An oil painting depicting a vase of sunflowers, one of Liu’s early works, clearly reflects influence from Van Gogh. Another portrait of a naked woman mirrors the style of Gauguin. However, he formed his own unique style drawing from Chinese painting traditions later.

“You can tell from an oil painting depicting the landscape of the Yellow Mountain (done in 1962) that it is definitely and uniquely my father’s style,” the artist’s son said.

The exhibition, a highlight of the ICIF events in Futian District, is held in collaboration with Liu Haisu Art Museum in Shanghai.

The museum’s curator Zhu Gang said Liu had achievements in many respects: oil painting, Chinese painting and art education. Liu promoted the idea of painting about real life and using real people as models.

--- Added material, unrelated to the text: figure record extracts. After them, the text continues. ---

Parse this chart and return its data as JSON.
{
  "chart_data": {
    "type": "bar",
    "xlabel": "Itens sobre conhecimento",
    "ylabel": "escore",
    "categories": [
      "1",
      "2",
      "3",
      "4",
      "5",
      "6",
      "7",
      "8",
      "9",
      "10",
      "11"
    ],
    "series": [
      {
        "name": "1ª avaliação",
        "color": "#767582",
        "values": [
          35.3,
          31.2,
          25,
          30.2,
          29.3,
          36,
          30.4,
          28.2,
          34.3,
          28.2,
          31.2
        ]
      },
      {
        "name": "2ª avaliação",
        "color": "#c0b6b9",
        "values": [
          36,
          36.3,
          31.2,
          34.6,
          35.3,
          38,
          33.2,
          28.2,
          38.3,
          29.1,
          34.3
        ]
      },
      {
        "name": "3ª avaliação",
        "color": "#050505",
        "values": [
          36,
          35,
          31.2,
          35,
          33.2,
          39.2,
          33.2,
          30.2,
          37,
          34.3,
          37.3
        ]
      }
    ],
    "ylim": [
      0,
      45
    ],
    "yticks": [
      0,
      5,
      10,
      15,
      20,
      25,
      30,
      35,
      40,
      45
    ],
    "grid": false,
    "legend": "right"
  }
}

He also promoted the practice of mixing girls and boys in a class. Zhu noted Liu was also a patriot. “Liu went to Southeast Asia to raise money for the Chinese army during WWII, and he donated all his paintings to our museum, a public institution, on his death.”

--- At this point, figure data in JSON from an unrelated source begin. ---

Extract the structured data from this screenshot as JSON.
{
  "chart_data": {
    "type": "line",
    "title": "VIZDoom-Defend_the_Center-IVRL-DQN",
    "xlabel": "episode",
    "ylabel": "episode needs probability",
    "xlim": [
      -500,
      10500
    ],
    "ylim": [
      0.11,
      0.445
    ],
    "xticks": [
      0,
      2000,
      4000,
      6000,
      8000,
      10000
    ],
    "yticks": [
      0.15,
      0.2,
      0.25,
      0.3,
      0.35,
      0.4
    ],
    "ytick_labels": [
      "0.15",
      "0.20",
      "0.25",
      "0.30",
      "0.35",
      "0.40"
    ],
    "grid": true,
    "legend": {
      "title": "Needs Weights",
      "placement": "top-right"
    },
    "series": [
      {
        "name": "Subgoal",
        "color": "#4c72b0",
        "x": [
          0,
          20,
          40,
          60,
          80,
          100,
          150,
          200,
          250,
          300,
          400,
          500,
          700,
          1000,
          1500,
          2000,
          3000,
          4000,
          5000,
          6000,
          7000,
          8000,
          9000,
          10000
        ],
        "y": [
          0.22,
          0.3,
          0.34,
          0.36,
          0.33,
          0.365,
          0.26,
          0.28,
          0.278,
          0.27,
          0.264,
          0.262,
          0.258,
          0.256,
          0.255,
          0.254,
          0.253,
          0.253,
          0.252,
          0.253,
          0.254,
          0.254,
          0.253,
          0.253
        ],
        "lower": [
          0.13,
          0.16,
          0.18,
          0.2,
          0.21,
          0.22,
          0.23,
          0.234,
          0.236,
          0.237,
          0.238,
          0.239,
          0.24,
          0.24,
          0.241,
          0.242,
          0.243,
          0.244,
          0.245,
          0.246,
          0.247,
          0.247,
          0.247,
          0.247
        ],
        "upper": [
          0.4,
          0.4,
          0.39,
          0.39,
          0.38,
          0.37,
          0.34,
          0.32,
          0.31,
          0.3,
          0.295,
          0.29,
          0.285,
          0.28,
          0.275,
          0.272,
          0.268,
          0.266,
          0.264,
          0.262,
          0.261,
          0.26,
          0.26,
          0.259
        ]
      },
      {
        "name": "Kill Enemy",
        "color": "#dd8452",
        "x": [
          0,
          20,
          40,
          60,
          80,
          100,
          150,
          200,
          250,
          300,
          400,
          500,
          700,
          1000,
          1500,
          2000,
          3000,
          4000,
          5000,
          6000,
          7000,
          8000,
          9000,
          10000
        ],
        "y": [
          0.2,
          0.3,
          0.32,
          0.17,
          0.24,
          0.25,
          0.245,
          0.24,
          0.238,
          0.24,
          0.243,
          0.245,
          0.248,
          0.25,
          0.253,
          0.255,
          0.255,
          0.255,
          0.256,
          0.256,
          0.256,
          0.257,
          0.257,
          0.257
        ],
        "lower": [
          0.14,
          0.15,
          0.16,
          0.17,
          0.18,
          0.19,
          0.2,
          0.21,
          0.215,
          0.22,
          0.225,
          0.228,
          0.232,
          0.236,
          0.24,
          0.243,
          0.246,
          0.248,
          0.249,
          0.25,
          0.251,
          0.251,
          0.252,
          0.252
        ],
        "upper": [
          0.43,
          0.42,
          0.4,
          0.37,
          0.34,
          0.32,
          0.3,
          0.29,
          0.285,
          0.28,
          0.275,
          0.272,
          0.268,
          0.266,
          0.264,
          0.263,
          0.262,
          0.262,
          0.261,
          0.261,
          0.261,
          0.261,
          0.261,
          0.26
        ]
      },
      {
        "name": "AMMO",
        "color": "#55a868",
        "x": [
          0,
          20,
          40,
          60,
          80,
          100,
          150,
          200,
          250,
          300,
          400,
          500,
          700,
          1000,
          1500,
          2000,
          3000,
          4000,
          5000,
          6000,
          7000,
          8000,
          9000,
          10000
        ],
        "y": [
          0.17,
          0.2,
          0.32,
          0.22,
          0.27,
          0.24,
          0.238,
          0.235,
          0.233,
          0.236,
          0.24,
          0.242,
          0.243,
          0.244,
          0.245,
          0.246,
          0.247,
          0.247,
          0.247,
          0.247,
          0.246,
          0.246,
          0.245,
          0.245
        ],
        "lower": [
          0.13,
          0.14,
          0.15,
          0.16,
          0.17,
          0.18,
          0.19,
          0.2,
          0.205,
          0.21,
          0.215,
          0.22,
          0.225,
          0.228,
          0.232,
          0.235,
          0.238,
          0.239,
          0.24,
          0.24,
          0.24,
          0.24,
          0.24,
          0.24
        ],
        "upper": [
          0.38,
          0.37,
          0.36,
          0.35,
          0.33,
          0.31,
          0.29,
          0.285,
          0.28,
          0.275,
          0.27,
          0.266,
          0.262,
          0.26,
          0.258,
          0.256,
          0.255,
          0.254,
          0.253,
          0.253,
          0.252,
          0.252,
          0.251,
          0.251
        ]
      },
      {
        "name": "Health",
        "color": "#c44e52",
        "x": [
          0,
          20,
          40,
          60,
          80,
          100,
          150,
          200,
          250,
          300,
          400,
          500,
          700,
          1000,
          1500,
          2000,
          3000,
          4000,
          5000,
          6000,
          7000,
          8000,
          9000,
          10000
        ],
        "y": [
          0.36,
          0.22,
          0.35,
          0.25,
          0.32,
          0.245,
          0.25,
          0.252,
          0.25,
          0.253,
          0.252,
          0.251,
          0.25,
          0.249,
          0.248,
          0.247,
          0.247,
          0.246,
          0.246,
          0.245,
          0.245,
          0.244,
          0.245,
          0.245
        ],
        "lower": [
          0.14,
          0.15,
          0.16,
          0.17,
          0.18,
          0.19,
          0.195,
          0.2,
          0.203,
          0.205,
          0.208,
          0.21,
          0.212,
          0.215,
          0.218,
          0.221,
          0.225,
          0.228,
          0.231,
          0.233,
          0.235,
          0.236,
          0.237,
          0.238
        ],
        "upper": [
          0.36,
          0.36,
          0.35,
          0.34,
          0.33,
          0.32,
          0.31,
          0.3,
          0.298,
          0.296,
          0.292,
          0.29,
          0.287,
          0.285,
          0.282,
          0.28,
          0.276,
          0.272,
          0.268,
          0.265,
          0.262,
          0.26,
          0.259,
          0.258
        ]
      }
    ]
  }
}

Set up on the second floor of Artron gallery, the exhibition also displays the textbooks compiled by Liu’s contemporaries such as Feng Zikai. One room is set up to look like Liu’s art classroom.

To better understand the influence of Liu’s early works, visitors can observe another exhibition featuring the works of post-impressionists and Fauve artists on the third floor of the gallery.


Liu Haisu (March 16, 1896-Aug. 7, 1994) was a prominent 20th-century Chinese painter and a noted art educator. He excelled in both Chinese and oil painting.

Harboring a love for painting since his youth, Liu learned Western painting at a Shanghai school directed by Zhou Xiang when he was 14. In 1912, he founded the first school of fine arts in modern China with some friends.

During a career that spanned eight decades, Liu wrote books, introducing Western art to China and Chinese painting to the outside world. He toured Japan and Europe extensively in the 1920s and 1930s, having his painting style influenced by impressionism. His oil paintings are characterized by a unique style that combines Chinese painting traditions and inspirations from Cézanne, Gauguin and Van Gogh. During the Cultural Revolution, Liu focused on practicing Chinese paintings and in his later years, Liu traveled many times to the Yellow Mountain trying to capture the landscape in his paintings. His Chinese paintings are distinct from traditional artists with a bold use of shades of green, reflecting influences from impressionism.

His representative works include oil paintings of historical buildings in Beijing and Chinese paintings of the landscape of the Yellow Mountain.